Os rapazes aguardam julgamento detidos. Determinar se o relato de J. corresponde à realidade será fundamental para a pena, porque os alegados maus-tratos podem servir como circunstância atenuante e até como desculpa num julgamento futuro. A lei juvenil espanhola estabelece que o mais velho, de 15 anos, pode enfrentar uma pena de oito anos de cadeia, cinco em regime fechado e três em liberdade condicional.
Ministério Público pediu o internamento do irmão mais velho
O Ministério Público pediu o internamento do mais velho num centro educativo durante seis meses, com a possibilidade de alargar esta medida a mais três, decisão confirmada pelo juiz de instrução, até ao tempo máximo que um menor pode ficar em prisão temporária - nove meses. O irmão mais novo é considerado inimputável pela lei espanhola porque tem menos de 14 anos.
Nas investigações criminais envolvendo menores, os relatórios psicossociais elaborados pelos psicólogos nomeados pelo tribunal são essenciais para validar os depoimentos e definir o ambiente social, educacional e familiar das crianças.

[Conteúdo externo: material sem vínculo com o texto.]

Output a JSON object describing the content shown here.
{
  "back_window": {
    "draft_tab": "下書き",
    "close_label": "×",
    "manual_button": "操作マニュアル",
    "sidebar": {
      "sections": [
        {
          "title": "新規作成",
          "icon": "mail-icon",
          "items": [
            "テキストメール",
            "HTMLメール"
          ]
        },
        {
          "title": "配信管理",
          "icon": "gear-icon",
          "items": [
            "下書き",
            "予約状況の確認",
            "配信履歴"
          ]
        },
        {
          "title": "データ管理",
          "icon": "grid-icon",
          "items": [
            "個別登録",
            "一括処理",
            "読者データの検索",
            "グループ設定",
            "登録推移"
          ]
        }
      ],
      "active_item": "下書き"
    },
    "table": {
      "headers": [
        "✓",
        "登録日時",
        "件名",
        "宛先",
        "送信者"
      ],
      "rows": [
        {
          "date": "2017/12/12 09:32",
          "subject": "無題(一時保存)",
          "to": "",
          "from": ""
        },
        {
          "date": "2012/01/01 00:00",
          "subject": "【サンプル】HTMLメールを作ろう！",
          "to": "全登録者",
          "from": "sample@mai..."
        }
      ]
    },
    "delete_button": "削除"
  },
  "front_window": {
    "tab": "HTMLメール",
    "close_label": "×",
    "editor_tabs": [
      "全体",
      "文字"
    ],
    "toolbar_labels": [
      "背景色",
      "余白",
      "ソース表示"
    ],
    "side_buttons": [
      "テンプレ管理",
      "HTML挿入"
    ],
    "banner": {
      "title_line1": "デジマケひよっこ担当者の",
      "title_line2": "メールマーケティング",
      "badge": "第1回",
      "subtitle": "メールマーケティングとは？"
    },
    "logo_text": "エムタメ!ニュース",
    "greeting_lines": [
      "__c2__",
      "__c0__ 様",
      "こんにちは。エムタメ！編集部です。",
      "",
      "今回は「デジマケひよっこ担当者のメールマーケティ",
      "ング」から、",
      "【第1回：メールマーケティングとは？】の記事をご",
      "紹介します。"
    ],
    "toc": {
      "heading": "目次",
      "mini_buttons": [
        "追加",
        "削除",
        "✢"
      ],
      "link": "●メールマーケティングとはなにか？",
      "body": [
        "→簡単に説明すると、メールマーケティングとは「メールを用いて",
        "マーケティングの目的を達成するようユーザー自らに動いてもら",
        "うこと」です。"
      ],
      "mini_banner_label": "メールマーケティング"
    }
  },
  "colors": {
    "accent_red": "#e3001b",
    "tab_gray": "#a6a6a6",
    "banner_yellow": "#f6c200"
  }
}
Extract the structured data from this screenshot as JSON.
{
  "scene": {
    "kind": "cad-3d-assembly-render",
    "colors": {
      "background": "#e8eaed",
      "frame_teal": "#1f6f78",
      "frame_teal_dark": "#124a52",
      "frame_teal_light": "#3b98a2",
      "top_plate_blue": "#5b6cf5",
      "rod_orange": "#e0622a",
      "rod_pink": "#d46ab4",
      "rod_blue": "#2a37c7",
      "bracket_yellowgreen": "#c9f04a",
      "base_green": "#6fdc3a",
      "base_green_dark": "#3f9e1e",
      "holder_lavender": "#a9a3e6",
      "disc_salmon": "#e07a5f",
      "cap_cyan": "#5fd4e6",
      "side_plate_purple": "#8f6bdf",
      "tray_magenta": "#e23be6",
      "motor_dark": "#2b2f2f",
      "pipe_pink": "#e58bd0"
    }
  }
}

O “onde”, o “quando”, o “quem” e o “como” desta história estão definidos. Mas, em face dos relatos divergentes, as autoridades estão com dificuldades em perceber o "porquê" deste crime que chocou Castro Urdiales, na noite de quinta-feira; dois irmãos mataram a mãe com cerca de 20 facadas e tentaram encobrir o crime, simulando um sequestro.
Despiram a progenitora e tentaram escondê-la na mala do próprio carro. Como não conseguiram, acabaram por colocar o cadáver no banco de trás do carro, levando a viatura a embater num muro. Quando a avó, após vários telefonemas, conseguiu falar com os rapazes, inventaram a história do sequestro, que caiu por terra rapidamente. Seriam detidos pouco depois, escondidos no frio da noite num recanto junto ao mar, na madrugada de quinta-feira.